I loved the writing. So very simple but filled with such emotional depth that I had to take a couple of moments to get past the moment before delving into the story again.
Kitty is portrayed as a silly woman, who knows nor cares for the meaningful things in life. She isn't intelligent but has the looks and marries Walter, knowing that he loves her much more than she is capable of returning the emotion.
"I tried not to bore you with my love; .... and I was always on the lookout for the first sign that you were impatient with my affection. What most husbands expect as a right I was prepared to receive as a favor." - Walter (when confronting her of her infidelity)
Kitty pretty much takes him for granted through the first quarter of the book -
"...perhaps Walter loved her so passionately that he was prepared to accept any humiliation is sometimes she would let him love her."
It is only after Townsend's rejection of her that she realizes and appreciates, to a certain degree, Walter's character. She doesn't grow to love him, but she does learn to respect him. His compassion for little children and the people of a dying town make him every bit the man that Townsend can never be. But he remains that man that Kitty can never love.

It's wonderful reading this book because you know that a man has written it from a woman's perspective. The feminist in me cries in protest at the portrayal of the protagonist, obviously. But Maugham, in very precise sentences, lays out all of a woman's emotions - which are supposed to be difficult to understand! He minces no words when Kitty reasons quietly why she could never love a man like Walter. She knows that others would hate her for it as he dies a martyr's death and though she respects him she acknowledges that for her it living life with him would have been terribly. They wouldn't have made each other happy, even though he once loved her.
I like the character of Waddington, a British deputy commissioner stationed in Mei-Tan-Fu. He is written to be shrewd (in fact, all characters except Kitty and Townsend seem to be rather perceptive) but doesn't let on more. Walter elicits sympathy - though the story does focus more on him through Kitty. His last words - "The dog it was that died" - (from Oliver Goldsmith's An Elegy on the Death of a Mad Dog) are as enigmatic as the man himself. Simple but to the point, still.
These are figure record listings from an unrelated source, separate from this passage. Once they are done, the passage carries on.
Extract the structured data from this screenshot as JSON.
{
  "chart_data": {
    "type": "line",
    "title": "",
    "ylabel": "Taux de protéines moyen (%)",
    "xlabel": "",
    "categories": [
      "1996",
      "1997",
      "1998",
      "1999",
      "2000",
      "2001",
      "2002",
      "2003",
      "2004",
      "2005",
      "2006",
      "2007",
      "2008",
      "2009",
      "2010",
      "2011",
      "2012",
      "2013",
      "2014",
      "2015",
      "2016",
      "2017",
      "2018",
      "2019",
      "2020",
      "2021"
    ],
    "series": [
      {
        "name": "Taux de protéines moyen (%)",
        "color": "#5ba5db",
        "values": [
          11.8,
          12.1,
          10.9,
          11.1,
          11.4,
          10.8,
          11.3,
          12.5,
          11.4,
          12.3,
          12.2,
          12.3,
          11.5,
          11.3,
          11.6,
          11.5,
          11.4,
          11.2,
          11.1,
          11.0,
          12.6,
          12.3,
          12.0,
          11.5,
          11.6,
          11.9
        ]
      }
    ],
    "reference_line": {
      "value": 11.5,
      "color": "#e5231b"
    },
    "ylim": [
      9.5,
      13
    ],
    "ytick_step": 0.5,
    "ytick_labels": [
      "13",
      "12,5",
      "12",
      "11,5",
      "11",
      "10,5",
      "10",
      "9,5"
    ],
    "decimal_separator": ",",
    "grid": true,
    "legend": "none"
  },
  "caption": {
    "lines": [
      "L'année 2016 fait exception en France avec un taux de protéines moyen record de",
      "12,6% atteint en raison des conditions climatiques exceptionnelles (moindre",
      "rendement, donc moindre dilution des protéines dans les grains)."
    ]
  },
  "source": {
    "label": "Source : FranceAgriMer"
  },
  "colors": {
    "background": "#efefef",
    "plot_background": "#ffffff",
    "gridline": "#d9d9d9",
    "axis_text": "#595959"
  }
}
One of the things about this book, and the writing, that puts this on my 'favorites' shelf is that it speaks out loud the things most beings would hide. The contrast between self-centered and shallow characters and the more righteous and world/people aware ones is stark. It shows that while some people can change one's character still remains defined just as it always was. It is the choices you make that make you different. The innate qualities of a person, be it their will to sacrifice worldly pleasures to do good for humanity - like the nuns, their ability to attach themselves to another person because of their love - like Waddington and his Manchu mistress, their ability to feel compassion for others though their own personal feelings have been taken for granted - like Walter, their high opinion of themselves which are only skin deep - like Townsend and to some extent even Kitty, can never be altered. I consider the line "he did of a broken heart" to be one of the saddest in the book. It makes you wonder...

The movie adaptation is supposed to bring closure to Kitty and Walter, which is what (a romantic) one would want, I suppose, but personally I think Maugham's writing does the story enough justice. The story lives up to its title taken from P.B. Shelley's sonnet -

Lift not the painted veil which those who live
Call Life: though unreal shapes be pictured there,
And it but mimic all we would believe
With colours idly spread,--behind, lurk Fear
And Hope, twin Destinies; who ever weave
Their shadows, o'er the chasm, sightless and drear.
I knew one who had lifted it--he sought,
For his lost heart was tender, things to love,
But found them not, alas! nor was there aught
The world contains, the which he could approve.
Through the unheeding many he did move,
A splendour among shadows, a bright blot
Upon this gloomy scene, a Spirit that strove
For truth, and like the Preacher found it not.